The next morning, they announced that Sensation’s catch had been disqualified.
“No one was pulling for those guys harder than we were on the Big Rock board,” Ivey said in an interview. “You know, they’re a hometown boat. Everyone knows who they are. But the rules are the rules, and to maintain the integrity of the tournament, we must enforce the rules as they are written in our rule book.”
Bleau officially protested the decision and retained legal counsel. Neither he nor Ivey would discuss any potential lawsuit. Bleau’s argument is that previous Big Rock marlins came with bites and were still counted as qualified results. Some people point to the 2019 winner, a 914-pound marlin caught by the fishing boat Top Dog, for example.
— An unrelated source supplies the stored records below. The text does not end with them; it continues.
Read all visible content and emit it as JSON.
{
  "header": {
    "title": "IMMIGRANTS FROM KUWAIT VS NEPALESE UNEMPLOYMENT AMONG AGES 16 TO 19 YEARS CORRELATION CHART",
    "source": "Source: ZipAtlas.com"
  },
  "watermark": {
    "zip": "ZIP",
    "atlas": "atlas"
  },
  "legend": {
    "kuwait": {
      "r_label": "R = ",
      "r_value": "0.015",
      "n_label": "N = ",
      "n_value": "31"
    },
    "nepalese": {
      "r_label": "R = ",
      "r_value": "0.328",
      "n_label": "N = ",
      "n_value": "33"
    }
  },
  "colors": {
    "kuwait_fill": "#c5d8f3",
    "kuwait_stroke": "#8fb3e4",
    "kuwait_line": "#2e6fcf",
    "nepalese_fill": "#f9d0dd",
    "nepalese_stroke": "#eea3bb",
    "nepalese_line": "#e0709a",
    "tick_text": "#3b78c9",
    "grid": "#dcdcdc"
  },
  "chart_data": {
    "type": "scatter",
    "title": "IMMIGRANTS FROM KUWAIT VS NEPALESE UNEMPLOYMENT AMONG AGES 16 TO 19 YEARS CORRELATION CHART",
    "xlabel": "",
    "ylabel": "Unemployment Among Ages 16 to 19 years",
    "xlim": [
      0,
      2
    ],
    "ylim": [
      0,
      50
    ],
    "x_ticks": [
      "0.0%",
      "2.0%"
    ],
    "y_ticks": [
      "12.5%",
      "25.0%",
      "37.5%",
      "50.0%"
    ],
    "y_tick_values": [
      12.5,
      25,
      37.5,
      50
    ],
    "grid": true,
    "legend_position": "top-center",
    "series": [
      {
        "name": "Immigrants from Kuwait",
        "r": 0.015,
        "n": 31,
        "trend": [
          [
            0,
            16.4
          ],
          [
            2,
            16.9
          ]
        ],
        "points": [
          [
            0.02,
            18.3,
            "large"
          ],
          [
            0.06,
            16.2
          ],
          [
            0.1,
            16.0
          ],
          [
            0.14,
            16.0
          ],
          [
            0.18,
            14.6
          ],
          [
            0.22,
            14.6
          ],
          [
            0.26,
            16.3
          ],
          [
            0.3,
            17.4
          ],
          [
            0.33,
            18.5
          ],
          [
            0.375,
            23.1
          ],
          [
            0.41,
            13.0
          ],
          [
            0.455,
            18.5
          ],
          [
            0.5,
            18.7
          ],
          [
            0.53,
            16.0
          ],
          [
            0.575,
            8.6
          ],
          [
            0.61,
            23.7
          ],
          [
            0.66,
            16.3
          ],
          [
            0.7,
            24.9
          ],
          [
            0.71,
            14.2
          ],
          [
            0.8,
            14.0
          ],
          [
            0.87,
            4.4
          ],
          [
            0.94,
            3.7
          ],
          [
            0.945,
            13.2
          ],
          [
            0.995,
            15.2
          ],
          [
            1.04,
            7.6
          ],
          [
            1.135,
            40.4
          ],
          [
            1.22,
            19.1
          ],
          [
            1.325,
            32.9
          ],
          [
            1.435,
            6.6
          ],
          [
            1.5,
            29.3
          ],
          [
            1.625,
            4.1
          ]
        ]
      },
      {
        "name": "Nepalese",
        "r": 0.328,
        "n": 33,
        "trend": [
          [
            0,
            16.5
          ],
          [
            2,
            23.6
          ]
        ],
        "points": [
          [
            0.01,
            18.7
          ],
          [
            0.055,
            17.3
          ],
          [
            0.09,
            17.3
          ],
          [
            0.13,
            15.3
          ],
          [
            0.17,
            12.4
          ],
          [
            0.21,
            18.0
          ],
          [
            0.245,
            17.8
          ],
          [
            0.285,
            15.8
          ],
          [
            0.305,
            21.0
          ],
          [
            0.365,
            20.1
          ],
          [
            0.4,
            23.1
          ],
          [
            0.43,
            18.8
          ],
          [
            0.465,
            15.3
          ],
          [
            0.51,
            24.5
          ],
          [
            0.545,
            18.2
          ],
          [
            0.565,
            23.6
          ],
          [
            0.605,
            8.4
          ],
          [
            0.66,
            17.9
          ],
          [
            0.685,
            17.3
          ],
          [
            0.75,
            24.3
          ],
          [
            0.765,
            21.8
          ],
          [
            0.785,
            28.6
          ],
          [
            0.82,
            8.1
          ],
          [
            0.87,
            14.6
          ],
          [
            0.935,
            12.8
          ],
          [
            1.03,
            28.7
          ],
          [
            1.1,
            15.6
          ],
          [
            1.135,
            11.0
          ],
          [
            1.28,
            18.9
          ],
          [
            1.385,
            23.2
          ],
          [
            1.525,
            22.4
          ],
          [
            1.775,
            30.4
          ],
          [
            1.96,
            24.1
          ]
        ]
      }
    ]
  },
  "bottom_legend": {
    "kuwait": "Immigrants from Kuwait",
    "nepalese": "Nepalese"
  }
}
But Ivey said that fish was only mutilated after the fight was over, when the fisherman hauled it into the boat.
Bleau has a lot of support in Morehead City. His daughter made T-shirts identifying Sensation as the Big Rock People’s Champion and sold over 1,000 of them.
It turns out that losing $3.5 million to a poorly timed shark bite is the kind of thing that makes fishermen examine their real principles.
“I’ve never been about the money,” McCoy said. “I wanted my name on that Big Rock fountain. I have since I started fishing here. And I thought I did it.”
The other day, Scooter was talking to a friend on another boat, saying he felt like he won the tournament.
“But you all didn’t win,” said another guy on the boat. He was part of the crew on Sushi that caught the winning bluetinson.
Scooter shrugged and said, “We caught a bigger fish.”